La perspectiva del PTS-Frente de Izquierda camina estratégicamente hacia allí. En cada batalla política, ideológica o sindical se juegan pasos en aquella dirección. En el tenso escenario nacional, los combates electorales emergen como parte esencial de la pelea por orientar otra salida a la crisis nacional en curso. Una salida por izquierda, junto a la clase obrera y la juventud. Fortalecer al Frente de Izquierda Unidad constituye un aspecto esencial de trabajar por esa perpectiva.


[1] Weber, Max, La política como vocación. Conferencia dictada en 1919.

[2] Pagni, Carlos, El nudo, Buenos Aires, Planeta, 2023, p. 8

[3] “El éxito de Perón con los trabajadores se explicó, más bien, por su capacidad de refundir el problema total de la ciudadanía en un molde nuevo de carácter social (…) al subrayar constantemente la dimensión social de la ciudadanía, Perón desafiaba en forma explícita la validez de un concepto de democracia que se limitaba al goce de derechos políticos formales, y a la vez ampliaba el concepto hasta hacerlo incluir en la participación en la vida social y económica”. James, Daniel, Resistencia e integración, Buenos Aires, Siglo XXI, 2010, pp. 29-30.
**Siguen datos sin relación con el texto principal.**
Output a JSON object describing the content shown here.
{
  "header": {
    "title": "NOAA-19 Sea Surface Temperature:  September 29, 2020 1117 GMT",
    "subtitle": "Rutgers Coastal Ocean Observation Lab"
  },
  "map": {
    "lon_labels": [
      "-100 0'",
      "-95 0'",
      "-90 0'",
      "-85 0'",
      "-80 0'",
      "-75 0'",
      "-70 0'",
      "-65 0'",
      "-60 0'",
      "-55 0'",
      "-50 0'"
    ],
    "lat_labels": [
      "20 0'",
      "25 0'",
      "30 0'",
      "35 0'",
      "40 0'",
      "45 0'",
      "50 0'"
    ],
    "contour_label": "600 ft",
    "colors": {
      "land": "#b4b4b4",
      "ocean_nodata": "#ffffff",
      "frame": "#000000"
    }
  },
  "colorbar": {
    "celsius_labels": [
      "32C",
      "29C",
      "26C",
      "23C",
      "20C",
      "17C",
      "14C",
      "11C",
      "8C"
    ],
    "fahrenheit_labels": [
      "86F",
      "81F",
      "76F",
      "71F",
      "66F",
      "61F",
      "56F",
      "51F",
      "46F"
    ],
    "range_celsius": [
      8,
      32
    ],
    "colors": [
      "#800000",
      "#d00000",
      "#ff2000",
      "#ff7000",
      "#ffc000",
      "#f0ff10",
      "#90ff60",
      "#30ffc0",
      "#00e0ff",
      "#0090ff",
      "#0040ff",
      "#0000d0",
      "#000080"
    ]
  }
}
[4] “…su gobierno se ubicó por encima de los intereses inmediatos de los distintos sectores de clase, buscando arbitrar entre ellos, fortaleciendo el desarrollo del capitalismo nacional (…) la relación con las clases dominantes se erigía en función de las necesidades de la economía nacional, las prioridades que establecía su relación con las masas trabajadoras y las exigencias políticas de la constitución de su movimiento”. Rojo, Alicia, Cien años de historia obrera, Buenos Aires, Ediciones IPS, 2016, p. 327.

[5] Abal Medina, Juan Manuel, Conocer a Perón, Buenos Aires, Planeta, 2022, p. 33.

[6] Recapitulando el conjunto del ciclo, Esteban Mercatante señaló que “El kirchnerismo presentó como una perspectiva posible alcanzar una ‘transformación estructural’ del capitalismo argentino apoyado en los principales grupos económicos nacionales (los mismos que desde hace décadas vienen ganando a contramano de la profundización de la decadencia nacional). Al mismo tiempo, alimentó la idea de que esto ocurriría sin cuestionar el dominio abrumador del capital extranjero en núcleos centrales de la economía nacional, que se vio mínimamente alterado durante los doce años de gobiernos kirchneristas”. Salir del fondo, Buenos Aires, Ediciones IPS, 2019, p. 62.

[7] Genoud, Diego, El peronismo de Cristina, Buenos Aires, Siglo XXI, 2021, p. 23.